Shrooms - Trip senza ritorno
Tre ragazzi e tre ragazze, a bordo di un furgone, in escursione tra i boschi irlandesi per andare inconsapevolmente incontro alla morte.
Prende le mosse da uno dei più sfruttati topos di quel cinema della paura indirizzato in particolare al pubblico giovanile il nuovo lungometraggio di Paddy Breathnach, il cui curriculum dietro la macchina da presa comprende, tra l’altro, le commedie "I dilettanti" (1997) e "Never better" (2001).
Ma, sebbene alcuni aspetti della trama, più che i soliti slasher-movie alla "Non aprite quella porta" e "Venerdì 13", richiamino inevitabilmente alla memoria la versione 2005 de "La maschera di cera", Breathnach sembra preferire presto una personale direzione, sostituendo i classici stereotipi delle famiglie di cannibali emarginati e degli assassini mascherati con una tematica maggiormente legata alla realtà e decisamente attuale: le tanto negative quanto pericolose conseguenze della ricerca di sballo da sostanze stupefacenti.
Già, perché, contornati dagli imponenti alberi ed alle prese anche con due inquietanti individui del posto, alcuni dei protagonisti, tra i quali troviamo la Lindsey Haun che fu tra i giovanissimi interpreti di "Villaggio dei dannati" (1995) di John Carpenter, non esitano ad ingerire dei funghi allucinogeni, rendendosi presto incapaci di distinguere le visioni da ciò che veramente accade intorno a loro.
Nel calderone, quindi, non mancano mucche parlanti, anche se ad essere tirati in ballo sono principalmente degli spettrali individui incappucciati che fanno tanto moderno horror made in japan, immersi nella curatissima fotografia del misconosciuto Nanu Segal, il quale dà il meglio nella bella sequenza della vecchia clinica abbandonata, forse la migliore di tutto il film, seppur già vista (si pensi solo a "Sospesi nel tempo" di Peter Jackson).

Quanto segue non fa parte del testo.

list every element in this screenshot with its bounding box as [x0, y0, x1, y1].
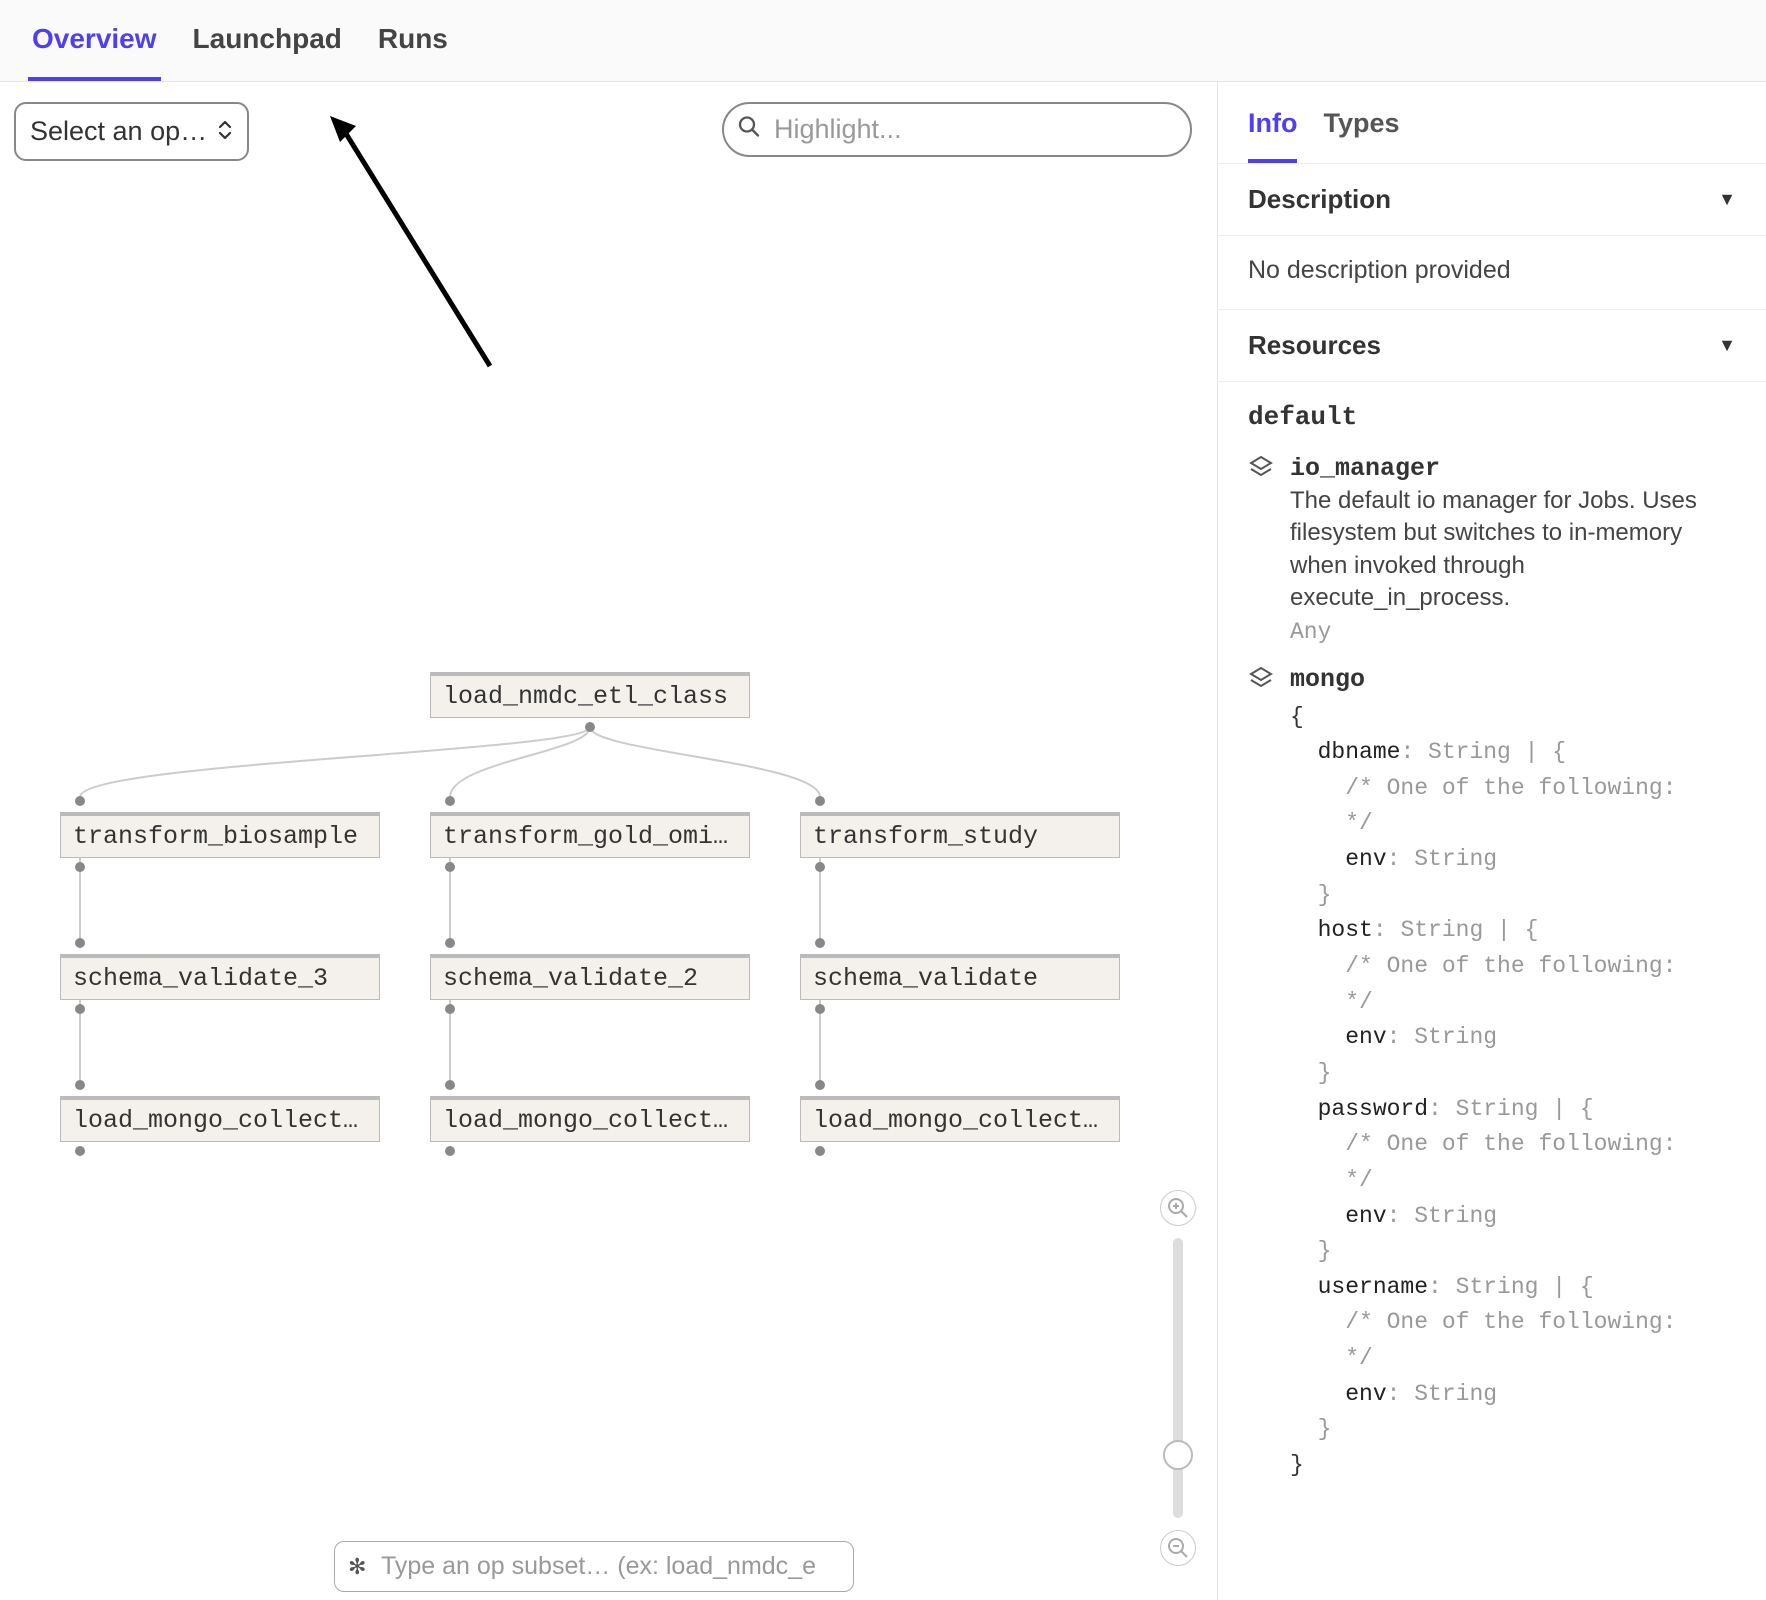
node-load-nmdc-etl-class[interactable]: load_nmdc_etl_class [430, 672, 750, 718]
node-load-mongo-collection-2[interactable]: load_mongo_collectio… [430, 1096, 750, 1142]
resource-io-manager: io_manager The default io manager for Jo… [1218, 440, 1766, 651]
node-transform-biosample[interactable]: transform_biosample [60, 812, 380, 858]
resource-name: io_manager [1290, 454, 1736, 483]
layers-icon [1248, 665, 1276, 1484]
resource-schema: { dbname: String | { /* One of the follo… [1290, 700, 1736, 1484]
zoom-handle[interactable] [1163, 1440, 1193, 1470]
node-transform-gold-omics[interactable]: transform_gold_omics… [430, 812, 750, 858]
section-resources-header[interactable]: Resources ▼ [1218, 310, 1766, 382]
section-description-title: Description [1248, 184, 1391, 215]
node-load-mongo-collection-3[interactable]: load_mongo_collection [800, 1096, 1120, 1142]
tab-runs[interactable]: Runs [374, 3, 452, 81]
resource-mongo: mongo { dbname: String | { /* One of the… [1218, 651, 1766, 1490]
node-schema-validate-3[interactable]: schema_validate_3 [60, 954, 380, 1000]
resource-description: The default io manager for Jobs. Uses fi… [1290, 485, 1736, 615]
resource-group-name: default [1218, 382, 1766, 440]
op-subset-input[interactable] [334, 1541, 854, 1592]
top-tabs: Overview Launchpad Runs [0, 0, 1766, 82]
node-schema-validate-2[interactable]: schema_validate_2 [430, 954, 750, 1000]
zoom-control [1157, 1190, 1199, 1566]
graph-canvas[interactable]: Select an op… [0, 82, 1218, 1600]
chevron-down-icon: ▼ [1718, 335, 1736, 356]
description-body: No description provided [1218, 236, 1766, 310]
filter-icon: ✻ [348, 1554, 366, 1580]
section-description-header[interactable]: Description ▼ [1218, 164, 1766, 236]
section-resources-title: Resources [1248, 330, 1381, 361]
node-load-mongo-collection-1[interactable]: load_mongo_collectio… [60, 1096, 380, 1142]
side-tab-info[interactable]: Info [1248, 108, 1297, 163]
zoom-in-button[interactable] [1160, 1190, 1196, 1226]
node-schema-validate[interactable]: schema_validate [800, 954, 1120, 1000]
side-panel: Info Types Description ▼ No description … [1218, 82, 1766, 1600]
zoom-out-button[interactable] [1160, 1530, 1196, 1566]
tab-overview[interactable]: Overview [28, 3, 161, 81]
node-transform-study[interactable]: transform_study [800, 812, 1120, 858]
resource-type: Any [1290, 619, 1736, 645]
tab-launchpad[interactable]: Launchpad [189, 3, 346, 81]
resource-name: mongo [1290, 665, 1736, 694]
zoom-slider[interactable] [1173, 1238, 1183, 1518]
chevron-down-icon: ▼ [1718, 189, 1736, 210]
side-tab-types[interactable]: Types [1323, 108, 1399, 163]
layers-icon [1248, 454, 1276, 645]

Peccato che, complice soprattutto un epilogo eccessivamente prevedibile e già troppe volte sfruttato altrove, "Shrooms" non riesca a consegnare allo spettatore ciò che l’interessante idea di partenza lasciava presagire, pur rimanendo un prodotto visivamente accattivante e nel corso del cui svolgimento attesa e tensione risultano sapientemente costruite e gestite.
Quindi, meglio di tanta robaccia dello stesso genere sbattuta in sala nel periodo estivo.

La frase: "Succedono cose strane nella stagione dei funghi".